Domingo. Afuera el cielo nublado anticipaba la lluvia tan esperada. Sin embargo, el descenso de la temperatura y las primeras gotas no detuvieron a los catamarqueños de llegar al Predio Ferial para ser partícipes del 1er. Festival de la Cultura Japonesa “Minna no Bon Odori”.
“Minna no” significa “de todos” en español; mientras que el “Bon Odori” es un festival de danza tradicional japonés, durante el cual se da la bienvenida a las almas de los ancestros.

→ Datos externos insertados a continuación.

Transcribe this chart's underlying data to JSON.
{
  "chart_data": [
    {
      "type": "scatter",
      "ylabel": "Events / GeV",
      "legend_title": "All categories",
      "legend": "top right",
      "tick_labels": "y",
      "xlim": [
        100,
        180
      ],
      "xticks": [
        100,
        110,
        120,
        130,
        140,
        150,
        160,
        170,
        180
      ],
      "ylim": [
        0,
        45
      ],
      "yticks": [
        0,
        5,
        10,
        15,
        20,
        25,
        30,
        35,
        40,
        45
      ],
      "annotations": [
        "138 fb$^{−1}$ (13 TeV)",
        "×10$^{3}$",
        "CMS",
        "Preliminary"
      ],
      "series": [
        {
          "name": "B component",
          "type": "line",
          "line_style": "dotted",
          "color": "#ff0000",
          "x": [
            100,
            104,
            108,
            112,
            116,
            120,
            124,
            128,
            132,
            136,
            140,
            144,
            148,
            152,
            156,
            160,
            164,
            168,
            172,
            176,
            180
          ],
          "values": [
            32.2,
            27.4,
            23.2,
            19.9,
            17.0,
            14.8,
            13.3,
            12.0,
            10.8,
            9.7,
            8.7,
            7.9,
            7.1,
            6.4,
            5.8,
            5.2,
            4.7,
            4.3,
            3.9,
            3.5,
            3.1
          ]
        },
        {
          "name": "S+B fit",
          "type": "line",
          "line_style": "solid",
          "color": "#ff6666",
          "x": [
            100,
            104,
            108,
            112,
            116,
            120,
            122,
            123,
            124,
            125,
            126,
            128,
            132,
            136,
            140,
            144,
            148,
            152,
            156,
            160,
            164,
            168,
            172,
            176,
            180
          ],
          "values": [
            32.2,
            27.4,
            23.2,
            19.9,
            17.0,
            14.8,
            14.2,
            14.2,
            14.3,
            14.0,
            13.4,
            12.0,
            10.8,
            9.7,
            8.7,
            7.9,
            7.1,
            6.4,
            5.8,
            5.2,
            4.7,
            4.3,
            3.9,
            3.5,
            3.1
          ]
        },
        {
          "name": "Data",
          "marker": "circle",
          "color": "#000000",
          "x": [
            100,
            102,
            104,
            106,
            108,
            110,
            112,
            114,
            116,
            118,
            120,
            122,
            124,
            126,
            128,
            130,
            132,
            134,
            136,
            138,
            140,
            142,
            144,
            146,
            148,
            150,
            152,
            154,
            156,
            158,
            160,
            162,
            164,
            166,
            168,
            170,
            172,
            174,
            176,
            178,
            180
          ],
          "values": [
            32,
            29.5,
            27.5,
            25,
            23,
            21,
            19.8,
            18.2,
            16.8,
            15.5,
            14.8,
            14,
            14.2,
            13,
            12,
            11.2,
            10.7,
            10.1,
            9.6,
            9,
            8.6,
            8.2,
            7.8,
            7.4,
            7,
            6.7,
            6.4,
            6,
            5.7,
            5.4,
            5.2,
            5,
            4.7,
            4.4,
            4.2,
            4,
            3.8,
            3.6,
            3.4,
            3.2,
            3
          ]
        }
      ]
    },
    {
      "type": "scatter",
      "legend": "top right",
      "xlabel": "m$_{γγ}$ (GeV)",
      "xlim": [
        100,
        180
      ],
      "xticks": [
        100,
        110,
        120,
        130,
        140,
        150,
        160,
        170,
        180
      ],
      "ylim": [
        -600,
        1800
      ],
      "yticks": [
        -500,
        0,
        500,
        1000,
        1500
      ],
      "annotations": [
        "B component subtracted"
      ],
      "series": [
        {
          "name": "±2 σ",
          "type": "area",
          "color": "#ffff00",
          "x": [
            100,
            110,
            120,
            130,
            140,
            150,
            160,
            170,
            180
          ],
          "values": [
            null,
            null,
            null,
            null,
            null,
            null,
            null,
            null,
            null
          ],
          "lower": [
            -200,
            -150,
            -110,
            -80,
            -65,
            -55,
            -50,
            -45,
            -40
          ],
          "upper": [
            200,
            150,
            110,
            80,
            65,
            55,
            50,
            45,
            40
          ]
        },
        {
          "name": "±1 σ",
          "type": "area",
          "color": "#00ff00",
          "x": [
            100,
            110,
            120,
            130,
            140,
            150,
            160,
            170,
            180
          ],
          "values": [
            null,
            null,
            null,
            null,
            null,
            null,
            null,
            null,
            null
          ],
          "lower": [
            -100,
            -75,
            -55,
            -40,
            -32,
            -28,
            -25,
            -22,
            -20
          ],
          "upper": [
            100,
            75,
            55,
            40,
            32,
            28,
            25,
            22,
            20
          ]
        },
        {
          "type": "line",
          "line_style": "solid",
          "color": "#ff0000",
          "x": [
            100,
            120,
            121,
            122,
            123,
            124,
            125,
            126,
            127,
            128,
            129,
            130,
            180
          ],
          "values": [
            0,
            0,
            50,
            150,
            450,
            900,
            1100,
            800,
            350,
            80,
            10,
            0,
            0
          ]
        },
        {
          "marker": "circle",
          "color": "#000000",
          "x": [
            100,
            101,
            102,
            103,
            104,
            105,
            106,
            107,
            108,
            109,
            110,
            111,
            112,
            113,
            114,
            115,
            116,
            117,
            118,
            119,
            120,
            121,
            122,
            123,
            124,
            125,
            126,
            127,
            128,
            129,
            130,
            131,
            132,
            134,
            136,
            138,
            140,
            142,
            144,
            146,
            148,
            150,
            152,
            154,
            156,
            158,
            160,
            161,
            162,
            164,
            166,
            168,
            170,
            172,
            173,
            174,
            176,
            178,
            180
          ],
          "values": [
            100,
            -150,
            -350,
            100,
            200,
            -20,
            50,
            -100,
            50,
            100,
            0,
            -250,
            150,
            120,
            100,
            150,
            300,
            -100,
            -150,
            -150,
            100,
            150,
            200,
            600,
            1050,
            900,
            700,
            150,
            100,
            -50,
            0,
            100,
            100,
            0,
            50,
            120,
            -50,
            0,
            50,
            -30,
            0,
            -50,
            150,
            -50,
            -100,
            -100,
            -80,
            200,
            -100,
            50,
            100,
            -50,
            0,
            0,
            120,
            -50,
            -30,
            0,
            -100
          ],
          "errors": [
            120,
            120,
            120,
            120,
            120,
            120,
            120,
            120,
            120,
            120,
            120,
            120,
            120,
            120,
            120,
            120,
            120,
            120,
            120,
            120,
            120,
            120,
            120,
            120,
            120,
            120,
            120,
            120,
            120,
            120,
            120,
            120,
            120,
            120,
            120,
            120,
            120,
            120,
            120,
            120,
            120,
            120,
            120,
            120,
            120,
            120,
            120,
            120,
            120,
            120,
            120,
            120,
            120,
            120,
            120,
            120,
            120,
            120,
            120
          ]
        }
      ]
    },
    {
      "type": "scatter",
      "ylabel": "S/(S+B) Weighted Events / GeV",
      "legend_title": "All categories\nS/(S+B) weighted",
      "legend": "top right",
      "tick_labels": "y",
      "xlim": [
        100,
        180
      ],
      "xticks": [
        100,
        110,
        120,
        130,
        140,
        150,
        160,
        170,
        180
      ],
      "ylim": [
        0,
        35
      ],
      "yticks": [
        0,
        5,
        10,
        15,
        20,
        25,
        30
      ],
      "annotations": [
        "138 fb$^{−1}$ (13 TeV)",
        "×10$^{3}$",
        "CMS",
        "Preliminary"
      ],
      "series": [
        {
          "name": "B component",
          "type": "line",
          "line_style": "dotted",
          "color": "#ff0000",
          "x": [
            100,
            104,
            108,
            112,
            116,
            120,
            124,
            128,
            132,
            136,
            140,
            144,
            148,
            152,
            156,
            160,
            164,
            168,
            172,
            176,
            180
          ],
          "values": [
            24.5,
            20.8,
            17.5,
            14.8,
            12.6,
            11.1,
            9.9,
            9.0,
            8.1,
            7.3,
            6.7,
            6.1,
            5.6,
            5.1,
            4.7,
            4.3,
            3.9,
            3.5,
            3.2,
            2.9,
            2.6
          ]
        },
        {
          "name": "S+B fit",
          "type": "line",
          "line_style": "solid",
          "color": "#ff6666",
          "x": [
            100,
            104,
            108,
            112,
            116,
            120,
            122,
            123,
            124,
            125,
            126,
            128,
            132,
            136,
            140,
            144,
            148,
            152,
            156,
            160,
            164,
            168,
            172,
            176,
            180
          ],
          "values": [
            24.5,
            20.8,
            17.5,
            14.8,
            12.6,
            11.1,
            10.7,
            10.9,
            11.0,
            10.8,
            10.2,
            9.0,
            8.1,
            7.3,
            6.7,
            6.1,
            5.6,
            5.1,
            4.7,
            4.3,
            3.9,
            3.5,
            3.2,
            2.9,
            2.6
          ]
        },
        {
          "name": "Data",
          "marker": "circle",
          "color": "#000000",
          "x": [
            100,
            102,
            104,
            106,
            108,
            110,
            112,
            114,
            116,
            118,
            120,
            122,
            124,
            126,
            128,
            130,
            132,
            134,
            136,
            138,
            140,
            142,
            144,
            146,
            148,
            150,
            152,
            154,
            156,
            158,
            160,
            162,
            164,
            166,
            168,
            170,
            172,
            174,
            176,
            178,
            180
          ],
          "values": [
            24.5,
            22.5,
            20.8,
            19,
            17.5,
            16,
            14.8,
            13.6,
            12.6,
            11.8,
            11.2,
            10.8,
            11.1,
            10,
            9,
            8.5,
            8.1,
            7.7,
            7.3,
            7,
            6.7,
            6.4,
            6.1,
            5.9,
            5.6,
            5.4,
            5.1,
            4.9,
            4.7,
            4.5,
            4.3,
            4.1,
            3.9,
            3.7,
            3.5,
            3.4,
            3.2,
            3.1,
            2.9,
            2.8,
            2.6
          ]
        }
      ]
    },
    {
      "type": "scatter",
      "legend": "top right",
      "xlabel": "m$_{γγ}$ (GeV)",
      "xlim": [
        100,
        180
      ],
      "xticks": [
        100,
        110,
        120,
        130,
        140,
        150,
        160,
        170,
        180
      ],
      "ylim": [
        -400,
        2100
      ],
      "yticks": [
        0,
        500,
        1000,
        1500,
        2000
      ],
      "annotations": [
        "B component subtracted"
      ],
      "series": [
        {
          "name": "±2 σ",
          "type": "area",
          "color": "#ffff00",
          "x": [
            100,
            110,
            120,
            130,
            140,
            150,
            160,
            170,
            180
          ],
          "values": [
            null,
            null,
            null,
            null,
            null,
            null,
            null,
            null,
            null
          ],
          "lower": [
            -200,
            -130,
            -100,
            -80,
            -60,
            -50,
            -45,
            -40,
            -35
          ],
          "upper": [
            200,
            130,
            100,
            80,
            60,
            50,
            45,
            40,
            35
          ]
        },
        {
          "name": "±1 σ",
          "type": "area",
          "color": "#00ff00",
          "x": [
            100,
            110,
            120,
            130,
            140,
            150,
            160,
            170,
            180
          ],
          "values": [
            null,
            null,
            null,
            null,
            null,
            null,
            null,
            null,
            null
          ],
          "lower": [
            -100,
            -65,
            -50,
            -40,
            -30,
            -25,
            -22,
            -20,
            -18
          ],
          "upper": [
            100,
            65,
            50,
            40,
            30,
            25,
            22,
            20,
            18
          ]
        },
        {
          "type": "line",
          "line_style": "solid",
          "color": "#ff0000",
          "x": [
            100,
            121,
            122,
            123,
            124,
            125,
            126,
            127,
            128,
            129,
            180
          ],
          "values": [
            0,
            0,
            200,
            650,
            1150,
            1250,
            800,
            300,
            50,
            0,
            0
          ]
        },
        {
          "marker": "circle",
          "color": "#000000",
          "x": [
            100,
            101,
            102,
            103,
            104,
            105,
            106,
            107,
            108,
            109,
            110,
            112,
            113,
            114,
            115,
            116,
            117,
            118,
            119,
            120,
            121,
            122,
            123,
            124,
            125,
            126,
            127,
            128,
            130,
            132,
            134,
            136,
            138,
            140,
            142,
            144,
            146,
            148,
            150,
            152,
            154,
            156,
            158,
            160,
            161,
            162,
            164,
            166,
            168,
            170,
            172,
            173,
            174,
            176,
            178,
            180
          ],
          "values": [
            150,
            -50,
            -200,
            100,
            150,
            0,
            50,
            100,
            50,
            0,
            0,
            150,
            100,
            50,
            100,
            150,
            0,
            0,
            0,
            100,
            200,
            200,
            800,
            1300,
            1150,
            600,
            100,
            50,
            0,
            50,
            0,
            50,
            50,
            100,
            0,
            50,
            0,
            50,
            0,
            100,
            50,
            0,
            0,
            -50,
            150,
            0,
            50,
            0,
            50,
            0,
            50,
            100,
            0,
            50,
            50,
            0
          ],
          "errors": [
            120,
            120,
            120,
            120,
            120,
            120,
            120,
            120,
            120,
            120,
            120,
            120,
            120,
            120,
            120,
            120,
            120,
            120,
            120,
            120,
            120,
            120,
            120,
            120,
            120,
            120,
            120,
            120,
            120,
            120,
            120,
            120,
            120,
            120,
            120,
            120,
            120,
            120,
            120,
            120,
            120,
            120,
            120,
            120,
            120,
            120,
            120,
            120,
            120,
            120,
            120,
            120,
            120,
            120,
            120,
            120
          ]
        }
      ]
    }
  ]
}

La gente se reúne alrededor de una torre con tambores taiko y baila al compás de la música tradicional. Según las costumbres, la celebración debe ser por la noche ya que se cree que las almas de los antepasados regresan durante esas horas.
De este modo, la traducción del nombre del festival es “Bon Odori de todos”, y esto es porque además de celebrar la cultura japonesa, en la ocasión también participaron representantes de otras colectividades de inmigrantes radicadas en Catamarca como la italiana, española, sirio libanesa, boliviana, entre otras.
Tradición, danzas e entretenimiento
El festival comenzó a las 15 con el “Wakamono no Jikan” (El tiempo de los jóvenes), en el que grupos de adolescentes mostraron su talento a través de un concurso de Baile K-Pop. Así, el pop coreano –parte de la “Ola Hallyu” que causa furor en la actualidad– vibró en el pabellón del Predio Ferial mientras los jóvenes fueron copando el escenario.
Posteriormente, fue el turno del Concurso de Cosplay clasificatorio para ganar un lugar en la final que se realizará en el Jardín Japonés de Buenos Aires, el cual tiene como premio mayor un viaje a Japón. Procedentes de Tucumán, Santiago del Estero y Catamarca los cosplayers asombraron a los presentes con sus detallados trajes y representaciones de personajes del cómic, cine, animé, manga y videojuegos.
Luego, a partir de las 18, comenzó el “Minna no Jikan” (El tiempo de todos), en el que se pudo disfrutar de las expresiones artísticas de todas las comunidades participantes. Taiko (tambores japoneses), Flamenco, Tarantela, Danzas Árabes, Folklore, entre otras danzas, coparon el escenario mayor con su música y vestimenta tradicional; mientras más tarde fue el turno de las artes marciales con una exhibición de Judo y Karate.
Pasadas las 20 hs llegó el “Joo no Jikan” (El tiempo de la reina), donde tuvo lugar la elección de la Reina Provincial del Inmigrante, un colorido desfile de Kimonos, y el sorteo de premios del Bono Contribución.
Finalmente, después de las 22, comenzó el “Minna no Bon Odori” (El Bon Odori de todos), donde integrantes de las comunidades japonesas participantes reflejaron el Odori –baile típico–, danzando alrededor de la torre coronada por los tambores japoneses. En la oportunidad, también se sumaron familias, adultos, jóvenes y niños que, bailando al ritmo del taiko, fueron parte de un cierre único.
Para todos los gustos
El evento contó con un sector destinado a la gastronomía japonesa, donde se pudo degustar platillos como Sushi, Tempura, Yakitori (brochetas de pollo con salsa agridulce), Harumaki (una especie de empanada de carne y verdura), Karaage, entre otros. También tuvieron un espacio la comida de las principales comunidades inmigrantes de la provincia, como la sirio libanesa, boliviana, etc.
En el sector comercial hubo stands de venta de merchandising de bandas de K-Pop, animé, cómic, y otros personajes; bonsáis; papeles e insumos para Origami; golosinas, bebidas y comida coreana; dibujos de manga; entre otros productos de la cultura asiática.
Para los fanáticos de los juegos hubo un sector dedicado a los videojuegos tradicionales y de realidad virtual, y un mini escenario, donde los jóvenes bailaron al ritmo del pop coreano.
Con una gran asistencia de público a pesar de la lluvia, el 1er. Festival de la Cultura Japonesa dejó una interesante experiencia para todos los que asistieron, y sembró la semilla para que esta propuesta orientada para toda la familia, atractiva y diferente, se vuelva a repetir el próximo año.